I installed an old flight deck onto the dummy rails using 4 super hooks. You have to be mindful of the spacers on the dummy rails when installing the flight deck. For best results, wait to tighten the super hooks until all 4 hooks are engaged. I assume it would be similar for a new v2 flight deck.

I also saw where someone drilled holes in a flight deck (not sure if it was v1 or v2) and bolted it directly to the dummy rails using the supplied bolts from Surly - but I think the flight deck is a little bit too narrow for that to work perfectly.



stevelim said:


> I'd also be interested in cutting a hole in a new Dummy deck.
> 
> Alternatively, has anyone installed the new Flight deck on dummy rails? Did you need to supplement with super hooks?


----------



## aremarmelade (Jan 10, 2015)

Hey!

Im in the same situation now a year later  did any of you make the hole yet?

it should be doable i think.. =)

Are

Edit:
I think its not doable anymore, after suddenly realising the decrease in thickness of the flightdeck where you are to make the window.. it will loose grip compared to the version II

I could be wrong but then again, this is the difference that one ends up with =)


----------



## adinpapa (Dec 4, 2007)

subscribed. BD on order soon and want to mount the Yepp Maxi on the Dummy Deck... pics would be great.


----------



## aremarmelade (Jan 10, 2015)

*flightdeck II is the way to go..*



adinpapa said:


> subscribed. BD on order soon and want to mount the Yepp Maxi on the Dummy Deck... pics would be great.


ive now tried with flightdeck with easyfit adapter (worked great but heavy and moved pivot point a little high) flight deck II lowered the yepp and worked great, leaving a hole that i think my kids can sit on with a mini magic carpet.. this has not been tested yet, but they are positive =)

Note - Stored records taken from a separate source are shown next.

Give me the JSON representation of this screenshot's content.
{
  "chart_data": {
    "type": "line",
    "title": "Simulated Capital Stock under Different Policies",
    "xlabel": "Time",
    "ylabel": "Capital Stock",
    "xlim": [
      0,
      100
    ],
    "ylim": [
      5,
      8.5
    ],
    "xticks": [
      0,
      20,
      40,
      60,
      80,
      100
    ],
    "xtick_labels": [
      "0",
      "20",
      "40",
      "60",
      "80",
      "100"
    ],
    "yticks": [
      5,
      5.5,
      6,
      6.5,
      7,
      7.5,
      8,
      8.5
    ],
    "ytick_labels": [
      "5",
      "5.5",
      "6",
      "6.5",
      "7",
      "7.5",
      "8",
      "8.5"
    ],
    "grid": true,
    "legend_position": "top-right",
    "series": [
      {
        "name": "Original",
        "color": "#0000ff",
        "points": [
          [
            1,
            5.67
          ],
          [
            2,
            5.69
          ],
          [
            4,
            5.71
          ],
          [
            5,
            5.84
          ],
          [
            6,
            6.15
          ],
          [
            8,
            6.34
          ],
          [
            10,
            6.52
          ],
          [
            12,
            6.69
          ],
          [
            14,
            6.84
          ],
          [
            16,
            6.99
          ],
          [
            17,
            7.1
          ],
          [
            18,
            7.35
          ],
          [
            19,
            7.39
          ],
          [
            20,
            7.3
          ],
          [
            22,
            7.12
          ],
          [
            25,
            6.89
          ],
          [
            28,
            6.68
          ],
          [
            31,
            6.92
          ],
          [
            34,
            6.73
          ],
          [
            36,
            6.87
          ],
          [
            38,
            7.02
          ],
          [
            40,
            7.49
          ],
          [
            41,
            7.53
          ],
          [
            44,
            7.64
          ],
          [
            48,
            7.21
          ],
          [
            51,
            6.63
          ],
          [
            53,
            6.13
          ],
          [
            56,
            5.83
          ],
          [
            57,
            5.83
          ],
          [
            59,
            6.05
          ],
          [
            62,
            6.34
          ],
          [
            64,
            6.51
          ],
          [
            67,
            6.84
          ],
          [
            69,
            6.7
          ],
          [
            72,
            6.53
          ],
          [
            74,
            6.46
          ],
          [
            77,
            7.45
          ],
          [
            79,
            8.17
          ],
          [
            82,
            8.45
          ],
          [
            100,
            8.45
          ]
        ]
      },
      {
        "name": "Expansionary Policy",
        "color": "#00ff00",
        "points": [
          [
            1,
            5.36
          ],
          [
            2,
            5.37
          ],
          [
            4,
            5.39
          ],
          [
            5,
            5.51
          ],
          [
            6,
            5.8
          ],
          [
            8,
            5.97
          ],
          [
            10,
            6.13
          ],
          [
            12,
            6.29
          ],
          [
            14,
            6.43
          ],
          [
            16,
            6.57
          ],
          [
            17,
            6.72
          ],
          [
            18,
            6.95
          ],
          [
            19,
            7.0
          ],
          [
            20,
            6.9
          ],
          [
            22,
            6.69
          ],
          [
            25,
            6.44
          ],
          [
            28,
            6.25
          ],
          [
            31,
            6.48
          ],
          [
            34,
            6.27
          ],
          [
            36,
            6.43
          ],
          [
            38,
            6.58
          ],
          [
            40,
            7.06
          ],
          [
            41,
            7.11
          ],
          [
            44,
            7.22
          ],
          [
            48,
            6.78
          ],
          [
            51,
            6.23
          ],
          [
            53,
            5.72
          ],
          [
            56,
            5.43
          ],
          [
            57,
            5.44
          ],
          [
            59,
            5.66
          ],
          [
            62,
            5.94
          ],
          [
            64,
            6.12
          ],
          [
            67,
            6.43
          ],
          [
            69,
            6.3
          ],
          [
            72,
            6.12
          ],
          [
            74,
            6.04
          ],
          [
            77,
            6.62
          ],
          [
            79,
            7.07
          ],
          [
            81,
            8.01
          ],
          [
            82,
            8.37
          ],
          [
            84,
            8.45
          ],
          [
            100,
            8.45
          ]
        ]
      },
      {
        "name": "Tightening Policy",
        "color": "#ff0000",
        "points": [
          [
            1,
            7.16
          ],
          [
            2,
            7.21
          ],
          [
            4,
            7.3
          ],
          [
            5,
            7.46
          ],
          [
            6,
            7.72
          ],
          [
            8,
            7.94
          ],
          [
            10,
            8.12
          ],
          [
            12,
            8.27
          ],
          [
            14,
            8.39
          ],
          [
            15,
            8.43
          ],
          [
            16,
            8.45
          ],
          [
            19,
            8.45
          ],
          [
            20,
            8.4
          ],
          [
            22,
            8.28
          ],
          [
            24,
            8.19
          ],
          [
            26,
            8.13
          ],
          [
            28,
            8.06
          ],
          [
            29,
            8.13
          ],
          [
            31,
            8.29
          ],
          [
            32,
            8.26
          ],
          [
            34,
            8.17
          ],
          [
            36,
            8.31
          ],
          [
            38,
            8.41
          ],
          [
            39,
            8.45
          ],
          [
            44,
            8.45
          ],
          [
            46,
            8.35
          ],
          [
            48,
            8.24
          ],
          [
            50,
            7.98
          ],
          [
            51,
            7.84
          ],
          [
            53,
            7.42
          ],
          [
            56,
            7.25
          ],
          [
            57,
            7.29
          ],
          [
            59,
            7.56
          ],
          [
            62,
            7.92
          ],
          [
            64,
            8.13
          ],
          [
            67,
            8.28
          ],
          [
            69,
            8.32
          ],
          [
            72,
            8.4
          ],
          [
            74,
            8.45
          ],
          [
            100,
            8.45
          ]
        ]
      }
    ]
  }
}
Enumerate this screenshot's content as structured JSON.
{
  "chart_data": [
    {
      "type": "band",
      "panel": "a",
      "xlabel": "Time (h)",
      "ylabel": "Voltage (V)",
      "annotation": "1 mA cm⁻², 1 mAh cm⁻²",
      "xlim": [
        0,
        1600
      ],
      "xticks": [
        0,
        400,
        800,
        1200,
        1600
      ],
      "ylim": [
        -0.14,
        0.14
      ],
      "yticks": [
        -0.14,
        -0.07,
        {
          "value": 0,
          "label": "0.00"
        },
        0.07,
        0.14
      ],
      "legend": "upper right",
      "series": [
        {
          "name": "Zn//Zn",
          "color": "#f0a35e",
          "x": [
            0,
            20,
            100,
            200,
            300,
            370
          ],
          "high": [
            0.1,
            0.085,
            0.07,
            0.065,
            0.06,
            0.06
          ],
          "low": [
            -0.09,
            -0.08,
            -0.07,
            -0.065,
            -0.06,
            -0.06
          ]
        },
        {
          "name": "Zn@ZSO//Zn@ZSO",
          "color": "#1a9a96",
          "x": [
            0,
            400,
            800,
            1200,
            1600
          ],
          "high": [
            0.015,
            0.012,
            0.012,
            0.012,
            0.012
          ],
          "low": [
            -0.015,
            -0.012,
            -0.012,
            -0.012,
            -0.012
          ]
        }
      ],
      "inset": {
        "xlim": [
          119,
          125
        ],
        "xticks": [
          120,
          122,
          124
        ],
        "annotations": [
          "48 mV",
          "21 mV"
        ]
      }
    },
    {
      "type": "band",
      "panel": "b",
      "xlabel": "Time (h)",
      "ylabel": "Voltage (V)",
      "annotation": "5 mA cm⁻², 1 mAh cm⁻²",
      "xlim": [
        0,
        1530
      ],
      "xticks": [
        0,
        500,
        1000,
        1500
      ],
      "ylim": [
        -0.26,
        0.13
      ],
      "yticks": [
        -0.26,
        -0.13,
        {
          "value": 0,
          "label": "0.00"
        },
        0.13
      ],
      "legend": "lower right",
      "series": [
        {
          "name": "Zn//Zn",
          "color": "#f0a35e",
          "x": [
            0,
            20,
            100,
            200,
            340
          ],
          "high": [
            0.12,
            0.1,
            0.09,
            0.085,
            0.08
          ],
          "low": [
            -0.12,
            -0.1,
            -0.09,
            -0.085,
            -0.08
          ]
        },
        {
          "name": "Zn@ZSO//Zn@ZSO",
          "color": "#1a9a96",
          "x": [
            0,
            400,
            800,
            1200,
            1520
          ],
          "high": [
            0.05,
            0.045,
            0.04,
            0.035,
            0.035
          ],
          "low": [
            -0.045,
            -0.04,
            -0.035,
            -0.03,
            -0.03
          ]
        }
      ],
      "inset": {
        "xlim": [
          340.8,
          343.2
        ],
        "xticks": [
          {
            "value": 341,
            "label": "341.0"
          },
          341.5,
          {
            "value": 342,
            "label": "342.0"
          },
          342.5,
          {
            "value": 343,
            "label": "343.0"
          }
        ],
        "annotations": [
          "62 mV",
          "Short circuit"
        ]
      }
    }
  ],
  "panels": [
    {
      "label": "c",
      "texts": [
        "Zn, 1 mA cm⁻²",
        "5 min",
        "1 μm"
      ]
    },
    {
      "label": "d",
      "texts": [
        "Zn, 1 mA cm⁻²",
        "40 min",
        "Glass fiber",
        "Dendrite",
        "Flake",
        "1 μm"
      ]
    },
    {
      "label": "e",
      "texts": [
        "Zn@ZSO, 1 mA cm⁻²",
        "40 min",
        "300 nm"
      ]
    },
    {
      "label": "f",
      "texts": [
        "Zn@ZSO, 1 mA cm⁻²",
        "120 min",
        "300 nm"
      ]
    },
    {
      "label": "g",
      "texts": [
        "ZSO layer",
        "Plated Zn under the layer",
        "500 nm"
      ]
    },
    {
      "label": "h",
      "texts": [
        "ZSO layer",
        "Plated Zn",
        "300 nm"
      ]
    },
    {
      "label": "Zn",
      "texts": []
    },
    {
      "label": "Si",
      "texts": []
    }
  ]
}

no images yet but ill try to grab one, but short version:
get a flightdeck II drop the adapter and pop on the seat!

best,
Are, Oslo


----------



## adinpapa (Dec 4, 2007)

Thanks aremarmelad ! The $75 for the new flightdeck seems well worth it to not have to fuss with the adapter.


----------



## adinpapa (Dec 4, 2007)

Today a cargo bike dealer told me there are issues with fastening the Flightdeck2 to the Dummy rails... even with Super hooks. Anyone get this to work?


----------



## aremarmelade (Jan 10, 2015)

I did this without any hassle at all, i even felt it fit better than the Flightdeck I, but that can just be me...

there seem to be some xtracycle vs surly beef going on, but im not sure why/what etc.. more on the i love my big dummy group on FB

but short version,

i run this FD II with cut out Easyfit windows with Yepp Maxi on the rear.. no sweat but i think im looking for racklock options.. =)


----------



## adinpapa (Dec 4, 2007)

Thanks for the good word. I'll give it a shot. The guy I spoke with went on about a xtracycle/surly beef . I'm new to all this but it sounded a little dramatic. It would be cool if Surly had more human carrying specific kit though. 


Sent from my iPhone using Tapatalk


----------



## cargobob (Oct 6, 2015)

A Yuba Boda Boda owner here. I have been thinking along similar lines to create board/rack to drop one or two Yepp Junior seats in. To keep it cheap I am thinking about using an old snowboard to cut to size. My question is however how far down the seat drops onto hole, as I need to offset the board above the existing welded rack?


----------



## stremf (Dec 7, 2012)

I'd have reservations about using a snowboard. Hopefully that wood core is still in good shape and not rotted. Also, snowboards are flexy. Not a great thing when it's the only thing holding your kids on the bike. I don't know--is $79 too much to spend for something with proper fit and safety tests?


----------